From: Chris Mason <chris.mason@oracle.com>
To: Patrick Goetz <pgoetz@math.utexas.edu>
Cc: linux-btrfs@vger.kernel.org
Subject: Re: Atomicity or the ext4 open-write-close-rename debacle
Date: Wed, 08 Apr 2009 19:12:52 -0400 [thread overview]
Message-ID: <1239232372.31826.4.camel@think.oraclecorp.com> (raw)

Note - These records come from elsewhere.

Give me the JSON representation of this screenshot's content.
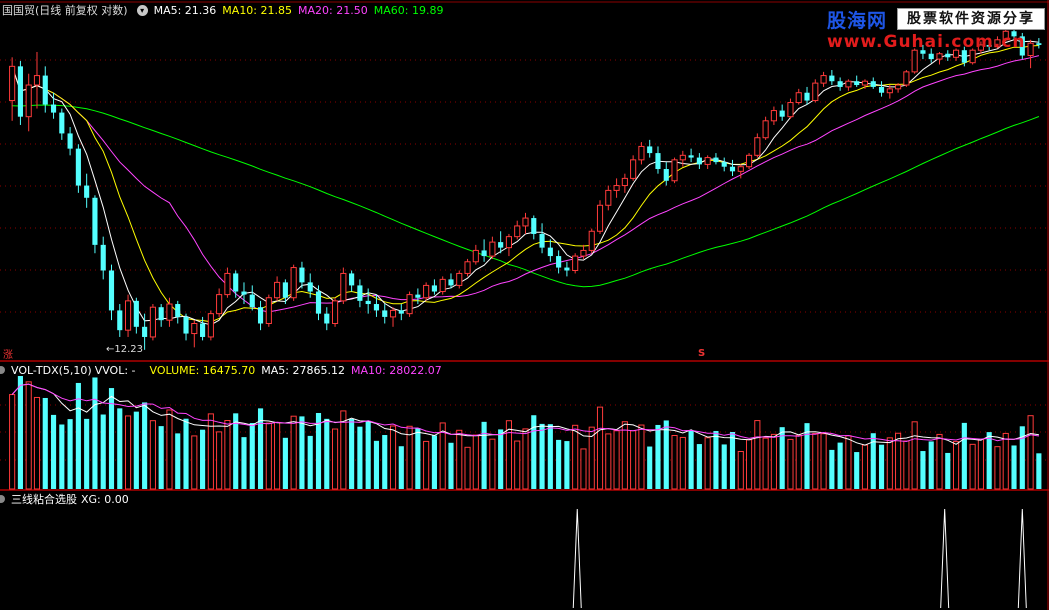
{
  "header": {
    "stock_title": "国国贸(日线 前复权 对数)",
    "ma": [
      {
        "label": "MA5: 21.36",
        "color": "#ffffff"
      },
      {
        "label": "MA10: 21.85",
        "color": "#ffff00"
      },
      {
        "label": "MA20: 21.50",
        "color": "#ff44ff"
      },
      {
        "label": "MA60: 19.89",
        "color": "#00ff00"
      }
    ]
  },
  "logo": {
    "brand": "股海网",
    "tagline": "股票软件资源分享",
    "url": "www.Guhai.com.cn"
  },
  "price_panel": {
    "low_marker": "←12.23",
    "zhang_badge": "涨",
    "s_marker": "S",
    "colors": {
      "up": "#ff3b3b",
      "down": "#54ffff",
      "grid": "#8b0000"
    },
    "candles": [
      [
        21.8,
        24.1,
        20.8,
        23.6
      ],
      [
        23.6,
        23.9,
        20.6,
        21.0
      ],
      [
        21.0,
        23.2,
        20.3,
        22.6
      ],
      [
        22.6,
        24.4,
        21.4,
        23.1
      ],
      [
        23.1,
        23.6,
        21.2,
        21.6
      ],
      [
        21.6,
        22.2,
        20.9,
        21.2
      ],
      [
        21.2,
        21.4,
        19.9,
        20.2
      ],
      [
        20.2,
        20.5,
        19.2,
        19.5
      ],
      [
        19.5,
        19.7,
        17.6,
        17.9
      ],
      [
        17.9,
        18.4,
        17.0,
        17.4
      ],
      [
        17.4,
        17.5,
        15.3,
        15.6
      ],
      [
        15.6,
        15.9,
        14.4,
        14.7
      ],
      [
        14.7,
        14.9,
        13.1,
        13.4
      ],
      [
        13.4,
        13.6,
        12.6,
        12.8
      ],
      [
        12.8,
        13.9,
        12.6,
        13.7
      ],
      [
        13.7,
        13.8,
        12.7,
        12.9
      ],
      [
        12.9,
        13.3,
        12.23,
        12.6
      ],
      [
        12.6,
        13.6,
        12.5,
        13.5
      ],
      [
        13.5,
        13.6,
        12.9,
        13.1
      ],
      [
        13.1,
        13.8,
        12.9,
        13.6
      ],
      [
        13.6,
        13.7,
        13.0,
        13.2
      ],
      [
        13.2,
        13.3,
        12.5,
        12.7
      ],
      [
        12.7,
        13.1,
        12.3,
        13.0
      ],
      [
        13.0,
        13.2,
        12.5,
        12.6
      ],
      [
        12.6,
        13.4,
        12.5,
        13.3
      ],
      [
        13.3,
        14.1,
        13.2,
        13.9
      ],
      [
        13.9,
        14.8,
        13.8,
        14.6
      ],
      [
        14.6,
        14.7,
        13.8,
        14.0
      ],
      [
        14.0,
        14.3,
        13.6,
        13.9
      ],
      [
        13.9,
        14.2,
        13.4,
        13.5
      ],
      [
        13.5,
        13.7,
        12.8,
        13.0
      ],
      [
        13.0,
        13.9,
        12.9,
        13.8
      ],
      [
        13.8,
        14.5,
        13.7,
        14.3
      ],
      [
        14.3,
        14.4,
        13.6,
        13.8
      ],
      [
        13.8,
        14.9,
        13.7,
        14.8
      ],
      [
        14.8,
        15.0,
        14.1,
        14.3
      ],
      [
        14.3,
        14.6,
        13.8,
        14.0
      ],
      [
        14.0,
        14.2,
        13.1,
        13.3
      ],
      [
        13.3,
        13.5,
        12.8,
        13.0
      ],
      [
        13.0,
        13.8,
        12.9,
        13.7
      ],
      [
        13.7,
        14.8,
        13.6,
        14.6
      ],
      [
        14.6,
        14.7,
        14.0,
        14.2
      ],
      [
        14.2,
        14.4,
        13.5,
        13.7
      ],
      [
        13.7,
        14.1,
        13.3,
        13.6
      ],
      [
        13.6,
        13.9,
        13.2,
        13.4
      ],
      [
        13.4,
        13.6,
        13.0,
        13.2
      ],
      [
        13.2,
        13.5,
        12.9,
        13.4
      ],
      [
        13.4,
        13.6,
        13.1,
        13.3
      ],
      [
        13.3,
        14.0,
        13.2,
        13.9
      ],
      [
        13.9,
        14.1,
        13.6,
        13.8
      ],
      [
        13.8,
        14.3,
        13.7,
        14.2
      ],
      [
        14.2,
        14.4,
        13.9,
        14.0
      ],
      [
        14.0,
        14.5,
        13.9,
        14.4
      ],
      [
        14.4,
        14.6,
        14.1,
        14.2
      ],
      [
        14.2,
        14.7,
        14.1,
        14.6
      ],
      [
        14.6,
        15.1,
        14.5,
        15.0
      ],
      [
        15.0,
        15.6,
        14.9,
        15.4
      ],
      [
        15.4,
        15.8,
        15.0,
        15.2
      ],
      [
        15.2,
        15.9,
        15.1,
        15.7
      ],
      [
        15.7,
        16.1,
        15.3,
        15.5
      ],
      [
        15.5,
        16.0,
        15.2,
        15.9
      ],
      [
        15.9,
        16.5,
        15.8,
        16.3
      ],
      [
        16.3,
        16.8,
        16.0,
        16.6
      ],
      [
        16.6,
        16.7,
        15.8,
        16.0
      ],
      [
        16.0,
        16.4,
        15.3,
        15.5
      ],
      [
        15.5,
        15.8,
        15.0,
        15.2
      ],
      [
        15.2,
        15.4,
        14.6,
        14.8
      ],
      [
        14.8,
        15.0,
        14.5,
        14.7
      ],
      [
        14.7,
        15.3,
        14.6,
        15.2
      ],
      [
        15.2,
        15.6,
        15.1,
        15.4
      ],
      [
        15.4,
        16.2,
        15.3,
        16.1
      ],
      [
        16.1,
        17.3,
        16.0,
        17.1
      ],
      [
        17.1,
        17.9,
        16.9,
        17.7
      ],
      [
        17.7,
        18.2,
        17.4,
        17.9
      ],
      [
        17.9,
        18.4,
        17.6,
        18.2
      ],
      [
        18.2,
        19.2,
        18.1,
        19.0
      ],
      [
        19.0,
        19.8,
        18.8,
        19.6
      ],
      [
        19.6,
        19.9,
        19.1,
        19.3
      ],
      [
        19.3,
        19.6,
        18.4,
        18.6
      ],
      [
        18.6,
        18.9,
        17.9,
        18.1
      ],
      [
        18.1,
        19.1,
        18.0,
        19.0
      ],
      [
        19.0,
        19.4,
        18.7,
        19.2
      ],
      [
        19.2,
        19.5,
        18.9,
        19.1
      ],
      [
        19.1,
        19.3,
        18.6,
        18.8
      ],
      [
        18.8,
        19.2,
        18.6,
        19.1
      ],
      [
        19.1,
        19.3,
        18.8,
        18.9
      ],
      [
        18.9,
        19.1,
        18.5,
        18.7
      ],
      [
        18.7,
        19.0,
        18.3,
        18.5
      ],
      [
        18.5,
        18.8,
        18.2,
        18.7
      ],
      [
        18.7,
        19.3,
        18.6,
        19.2
      ],
      [
        19.2,
        20.2,
        19.1,
        20.0
      ],
      [
        20.0,
        21.0,
        19.9,
        20.8
      ],
      [
        20.8,
        21.5,
        20.6,
        21.3
      ],
      [
        21.3,
        21.6,
        20.8,
        21.0
      ],
      [
        21.0,
        21.9,
        20.9,
        21.7
      ],
      [
        21.7,
        22.4,
        21.6,
        22.2
      ],
      [
        22.2,
        22.5,
        21.6,
        21.8
      ],
      [
        21.8,
        22.9,
        21.7,
        22.7
      ],
      [
        22.7,
        23.3,
        22.5,
        23.1
      ],
      [
        23.1,
        23.4,
        22.6,
        22.8
      ],
      [
        22.8,
        23.0,
        22.3,
        22.5
      ],
      [
        22.5,
        22.9,
        22.3,
        22.8
      ],
      [
        22.8,
        23.1,
        22.5,
        22.6
      ],
      [
        22.6,
        22.9,
        22.4,
        22.8
      ],
      [
        22.8,
        23.0,
        22.4,
        22.5
      ],
      [
        22.5,
        22.8,
        22.0,
        22.2
      ],
      [
        22.2,
        22.6,
        21.9,
        22.4
      ],
      [
        22.4,
        22.7,
        22.2,
        22.6
      ],
      [
        22.6,
        23.4,
        22.5,
        23.3
      ],
      [
        23.3,
        24.6,
        23.2,
        24.5
      ],
      [
        24.5,
        24.8,
        24.0,
        24.3
      ],
      [
        24.3,
        24.6,
        23.8,
        24.0
      ],
      [
        24.0,
        24.4,
        23.7,
        24.3
      ],
      [
        24.3,
        24.5,
        23.9,
        24.1
      ],
      [
        24.1,
        24.6,
        23.9,
        24.5
      ],
      [
        24.5,
        24.7,
        23.6,
        23.8
      ],
      [
        23.8,
        24.6,
        23.7,
        24.5
      ],
      [
        24.5,
        25.0,
        24.3,
        24.8
      ],
      [
        24.8,
        25.1,
        24.5,
        24.7
      ],
      [
        24.7,
        25.3,
        24.6,
        25.1
      ],
      [
        25.1,
        25.9,
        25.0,
        25.6
      ],
      [
        25.6,
        26.2,
        25.1,
        25.3
      ],
      [
        25.3,
        25.5,
        24.0,
        24.2
      ],
      [
        24.2,
        25.1,
        23.5,
        24.9
      ],
      [
        24.9,
        25.2,
        24.6,
        24.8
      ]
    ],
    "price_range": [
      12.0,
      26.4
    ]
  },
  "volume_panel": {
    "title": "VOL-TDX(5,10)",
    "vvol": "VVOL: -",
    "volume": "VOLUME: 16475.70",
    "ma5": "MA5: 27865.12",
    "ma10": "MA10: 28022.07",
    "colors": {
      "title": "#ffffff",
      "volume": "#ffff00",
      "ma5": "#ffffff",
      "ma10": "#ff44ff"
    }
  },
  "xg_panel": {
    "title": "三线粘合选股",
    "xg": "XG: 0.00",
    "signals": [
      110,
      181,
      196
    ]
  }
}
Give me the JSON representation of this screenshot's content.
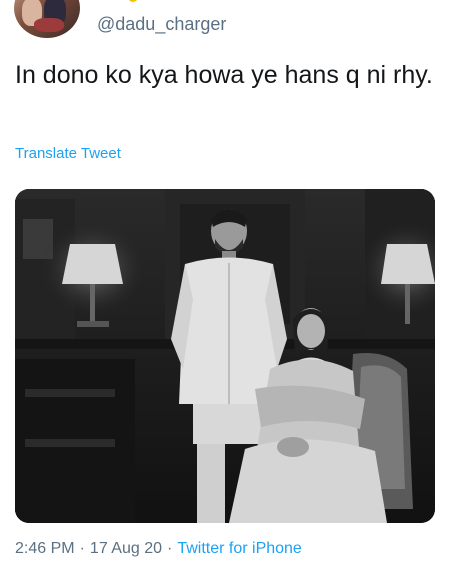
{
  "tweet": {
    "handle": "@dadu_charger",
    "text": "In dono ko kya howa ye hans q ni rhy.",
    "translate_label": "Translate Tweet",
    "time": "2:46 PM",
    "date": "17 Aug 20",
    "source": "Twitter for iPhone",
    "separator": "·"
  },
  "colors": {
    "text": "#14171a",
    "secondary": "#5b7083",
    "link": "#1da1f2"
  }
}
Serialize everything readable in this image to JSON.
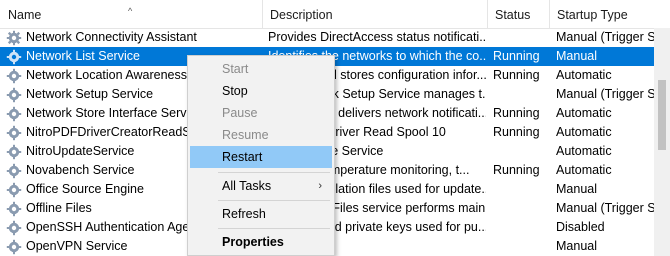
{
  "columns": {
    "name": "Name",
    "description": "Description",
    "status": "Status",
    "startup_type": "Startup Type"
  },
  "sort_indicator": "^",
  "rows": [
    {
      "name": "Network Connectivity Assistant",
      "description": "Provides DirectAccess status notificati...",
      "status": "",
      "startup": "Manual (Trigger St"
    },
    {
      "name": "Network List Service",
      "description": "Identifies the networks to which the co...",
      "status": "Running",
      "startup": "Manual",
      "selected": true
    },
    {
      "name": "Network Location Awareness",
      "description": "Collects and stores configuration infor...",
      "status": "Running",
      "startup": "Automatic"
    },
    {
      "name": "Network Setup Service",
      "description": "The Network Setup Service manages t...",
      "status": "",
      "startup": "Manual (Trigger St"
    },
    {
      "name": "Network Store Interface Service",
      "description": "This service delivers network notificati...",
      "status": "Running",
      "startup": "Automatic"
    },
    {
      "name": "NitroPDFDriverCreatorReadSpool",
      "description": "Nitro PDF Driver Read Spool 10",
      "status": "Running",
      "startup": "Automatic"
    },
    {
      "name": "NitroUpdateService",
      "description": "Nitro Update Service",
      "status": "",
      "startup": "Automatic"
    },
    {
      "name": "Novabench Service",
      "description": "Monitors temperature monitoring, t...",
      "status": "Running",
      "startup": "Automatic"
    },
    {
      "name": "Office  Source Engine",
      "description": "Saves installation files used for update...",
      "status": "",
      "startup": "Manual"
    },
    {
      "name": "Offline Files",
      "description": "The Offline Files service performs main...",
      "status": "",
      "startup": "Manual (Trigger St"
    },
    {
      "name": "OpenSSH Authentication Agent",
      "description": "Agent to hold private keys used for pu...",
      "status": "",
      "startup": "Disabled"
    },
    {
      "name": "OpenVPN Service",
      "description": "",
      "status": "",
      "startup": "Manual"
    }
  ],
  "context_menu": {
    "start": "Start",
    "stop": "Stop",
    "pause": "Pause",
    "resume": "Resume",
    "restart": "Restart",
    "all_tasks": "All Tasks",
    "all_tasks_arrow": "›",
    "refresh": "Refresh",
    "properties": "Properties"
  },
  "colors": {
    "selection": "#0078d7",
    "menu_hover": "#91c9f7",
    "disabled_text": "#8a8a8a"
  }
}
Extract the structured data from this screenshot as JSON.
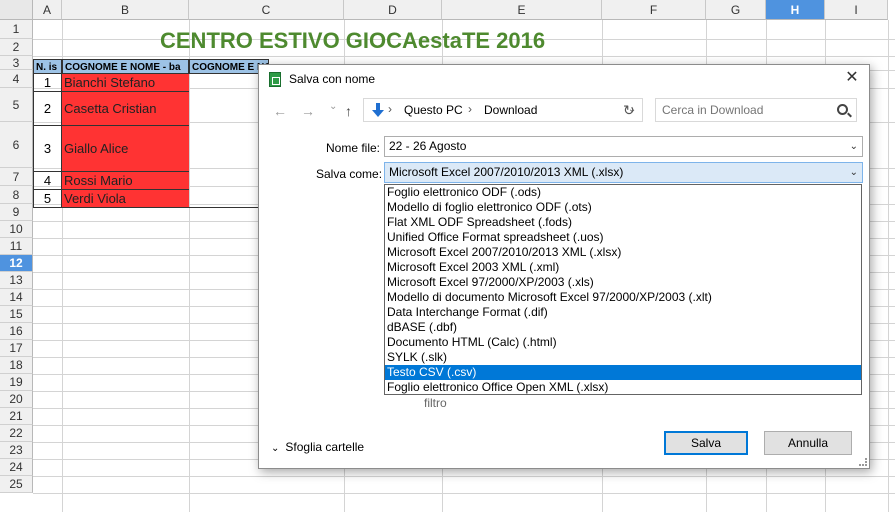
{
  "sheet": {
    "columns": [
      "A",
      "B",
      "C",
      "D",
      "E",
      "F",
      "G",
      "H",
      "I"
    ],
    "selected_column": "H",
    "rows": [
      "1",
      "2",
      "3",
      "4",
      "5",
      "6",
      "7",
      "8",
      "9",
      "10",
      "11",
      "12",
      "13",
      "14",
      "15",
      "16",
      "17",
      "18",
      "19",
      "20",
      "21",
      "22",
      "23",
      "24",
      "25"
    ],
    "selected_row": "12",
    "title": "CENTRO ESTIVO GIOCAestaTE  2016",
    "header_cells": [
      "N. is",
      "COGNOME E NOME - ba",
      "COGNOME E NOME - Sc"
    ],
    "records": [
      {
        "num": "1",
        "name": "Bianchi Stefano"
      },
      {
        "num": "2",
        "name": "Casetta Cristian"
      },
      {
        "num": "3",
        "name": "Giallo Alice"
      },
      {
        "num": "4",
        "name": "Rossi Mario"
      },
      {
        "num": "5",
        "name": "Verdi Viola"
      }
    ]
  },
  "dialog": {
    "title": "Salva con nome",
    "close_icon": "close-icon",
    "breadcrumb": [
      "Questo PC",
      "Download"
    ],
    "search_placeholder": "Cerca in Download",
    "filename_label": "Nome file:",
    "filename_value": "22 - 26 Agosto",
    "saveas_label": "Salva come:",
    "saveas_value": "Microsoft Excel 2007/2010/2013 XML (.xlsx)",
    "filter_text": "filtro",
    "browse_label": "Sfoglia cartelle",
    "save_button": "Salva",
    "cancel_button": "Annulla",
    "file_types": [
      "Foglio elettronico ODF (.ods)",
      "Modello di foglio elettronico ODF (.ots)",
      "Flat XML ODF Spreadsheet (.fods)",
      "Unified Office Format spreadsheet (.uos)",
      "Microsoft Excel 2007/2010/2013 XML (.xlsx)",
      "Microsoft Excel 2003 XML (.xml)",
      "Microsoft Excel 97/2000/XP/2003 (.xls)",
      "Modello di documento Microsoft Excel 97/2000/XP/2003 (.xlt)",
      "Data Interchange Format (.dif)",
      "dBASE (.dbf)",
      "Documento HTML (Calc) (.html)",
      "SYLK (.slk)",
      "Testo CSV (.csv)",
      "Foglio elettronico Office Open XML (.xlsx)"
    ],
    "selected_file_type": "Testo CSV (.csv)",
    "colors": {
      "accent": "#0078d7",
      "title_green": "#4e8a2f",
      "name_red": "#ff3333",
      "header_blue": "#9dc3e6"
    }
  }
}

In-Reply-To: <49DCECD5.3030801@math.utexas.edu>
On Wed, 2009-04-08 at 13:28 -0500, Patrick Goetz wrote:
> Chris Mason wrote:
> >
> > With 2.6.30, extra ordering is added to btrfs, making sure that metadata
> > and data are both atomically replaced during a rename. In other words,
> > for renames it will work like ext3 data=ordered mode.
> >
>
> Thanks for the speedy response.
>
> After spending several hours slogging through the discussion on Ted
> Tso's blog and spending much more time than anticipated learning about
> FUA, write barriers, fsync vs. fdatasync, how fsync is implemented in
> linux, etc., I'm curious about the technical details of how this is
> accomplished. Any place where I can find this short of reading through
> the source code?
The rename flushing is pretty simple. When one file replaces another
during rename, btrfs puts the new file into a list of things that must
be flushed before the transaction commits.
This way, we know the data is on disk before the rename metadata changes
are on disk.
-chris
prev parent reply other threads:[~2009-04-08 23:12 UTC|newest]
Thread overview: 4+ messages / expand[flat|nested] mbox.gz Atom feed top
2009-04-08 15:21 Atomicity or the ext4 open-write-close-rename debacle Patrick Goetz
2009-04-08 16:28 ` Chris Mason
2009-04-08 18:28 ` Patrick Goetz
2009-04-08 23:12 ` Chris Mason [this message]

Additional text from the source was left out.